5. Elke volgende tranche wordt alleen uitgekeerd bij een bevredigende tenuitvoerlegging van het nieuwe, in het convergentieprogramma opgenomen economische programma (het zogeheten „programma om de economie te stabiliseren en de groei te herstellen”), en meer in het bijzonder van de concrete economischebeleidsvoorwaarden die in het memorandum van overeenstemming zijn vastgelegd. Daarbij gaat het onder meer om:
a) |
de vaststelling van een duidelijk budgettair middellangetermijnprogramma om het begrotingstekort in 2011 terug te brengen tot niet meer dan de in het Verdrag vastgelegde referentiewaarde van 3 % van het bbp; |
b) |
de uitvoering van de begroting voor 2009 zoals gewijzigd bij de aanvullende (uiterlijk eind maart 2009 nader uit te werken) begroting van 12 december 2008, waarin gemikt wordt op een overheidscashflowtekort van niet meer dan 5 % van het bbp of 5,3 % volgens het ESR 95; |
c) |
een terugdringing van de gemiddelde nominale beloning in de publieke sector in 2009 met ten minste 15 % ten opzichte van de oorspronkelijke begroting van 14 november 2008 en met nog eens 2 % in 2010 en 2011; |
d) |
voortzetting van de in 2008 aangevangen maatregelen die leiden tot een personeelsreductie bij de centrale overheden in 2008 met ten minste 5 % en uiterlijk op 30 juni 2009 met de totale reductie van 10 %; |
e) |
een verbetering van de ontwikkeling en uitvoering van begrotingsprocedures door de vaststelling van een begrotingskader- en begrotingshervormingswet door middel van een wijziging van de huidige wet op de begroting en het financiële beheer; |
f) |
de invoering van een duidelijk en transparant beloningssysteem voor rechtstreeks voor de overheid werkzaam personeel en de instelling van één systeem voor de planning en het beheer van de personele middelen bij overheidsinstellingen; |
g) |
mechanismen om de stabiliteit in het bankwezen op middellange termijn te waarborgen, waaronder een reeks prudentiële en toezichtmaatregelen en monetairebeleidsmaatregelen. Daarmee moet de kredietgroei worden teruggedrongen tot een houdbaar niveau en moet een sterke afhankelijkheid van niet-gegarandeerde buitenlandse financiering worden tegengegaan. Er wordt gericht onderzocht of de banken solvabel en voldoende gekapitaliseerd zijn; |
h) |
schuldherstructureringsmaatregelen voor de particuliere sector. De desbetreffende rechtsgrondslag voor de herstructurering van de looptijd en valuta van de bestaande schuld wordt versterkt.

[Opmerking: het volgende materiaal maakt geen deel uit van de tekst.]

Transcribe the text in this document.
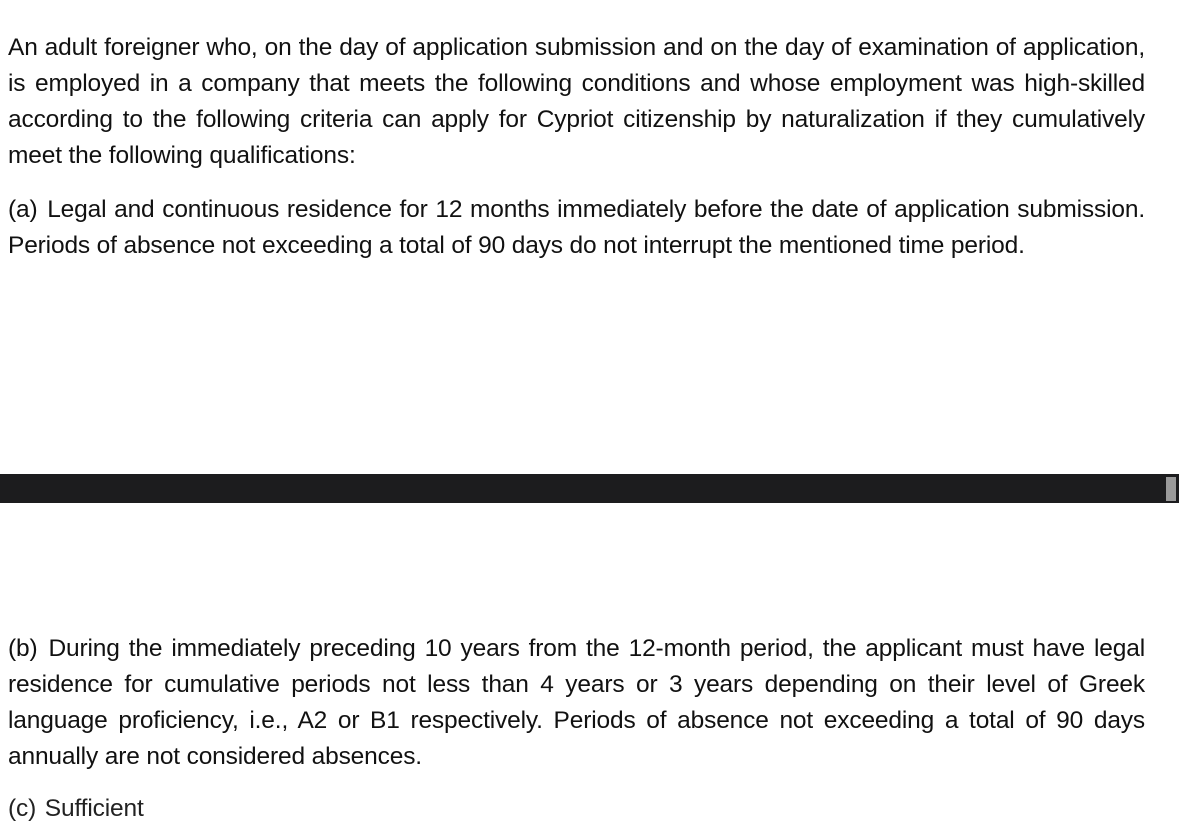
An adult foreigner who, on the day of application submission and on the day of examination of application, is employed in a company that meets the following conditions and whose employment was high-skilled according to the following criteria can apply for Cypriot citizenship by naturalization if they cumulatively meet the following qualifications:

(a) Legal and continuous residence for 12 months immediately before the date of application submission. Periods of absence not exceeding a total of 90 days do not interrupt the mentioned time period.

(b) During the immediately preceding 10 years from the 12-month period, the applicant must have legal residence for cumulative periods not less than 4 years or 3 years depending on their level of Greek language proficiency, i.e., A2 or B1 respectively. Periods of absence not exceeding a total of 90 days annually are not considered absences.

(c) Sufficient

Ook krijgen een vergemakkelijking van insolventieprocedures en een snelle uitvoering van saneringsplannen prioriteit; |
i) |
maatregelen om ervoor te zorgen dat de resterende minderheidsaandeelhouders van Parex Bank niet profiteren van de oplossing van de problemen bij de bank, en maatregelen om de financiële stabiliteit door een volledige nationalisatie van Parex Bank te vergroten; |
j) |
in het Letse nationale hervormingsprogramma opgenomen structurele hervormingsmaatregelen in het kader van de Lissabonstrategie, waarbij onder meer een actief beleid wordt gevoerd voor de arbeidsmarkt en een leven lang leren, de particuliere sector nauwer wordt betrokken bij O&O en innovatie, de export wordt bevorderd en administratieve lasten voor het bedrijfsleven worden geschrapt; |
k) |
de uitvoering van EU-gefinancierde projecten op het geplande niveau zodat de verhandelbare sector een grotere bijdrage kan leveren aan de economische groei; |
l) |
maatregelen om de toegang tot financiering te verbeteren voor ondernemingen en ondernemers wier aanvraag voor een structuurfondsbijdrage is ingewilligd of die van plan zijn een aanvraag voor een structuurfondsbijdrage in te dienen. |
Artikel 4
Deze beschikking is gericht tot de Republiek Letland.
Artikel 5
Deze beschikking wordt bekendgemaakt in het Publicatieblad van de Europese Unie.
Gedaan te Brussel, 20 januari 2009.
Voor de Raad
De voorzitter
M. KALOUSEK
(1) PB L 53 van 23.2.2002, blz. 1.
(2) Zie bladzijde 37 van dit Publicatieblad.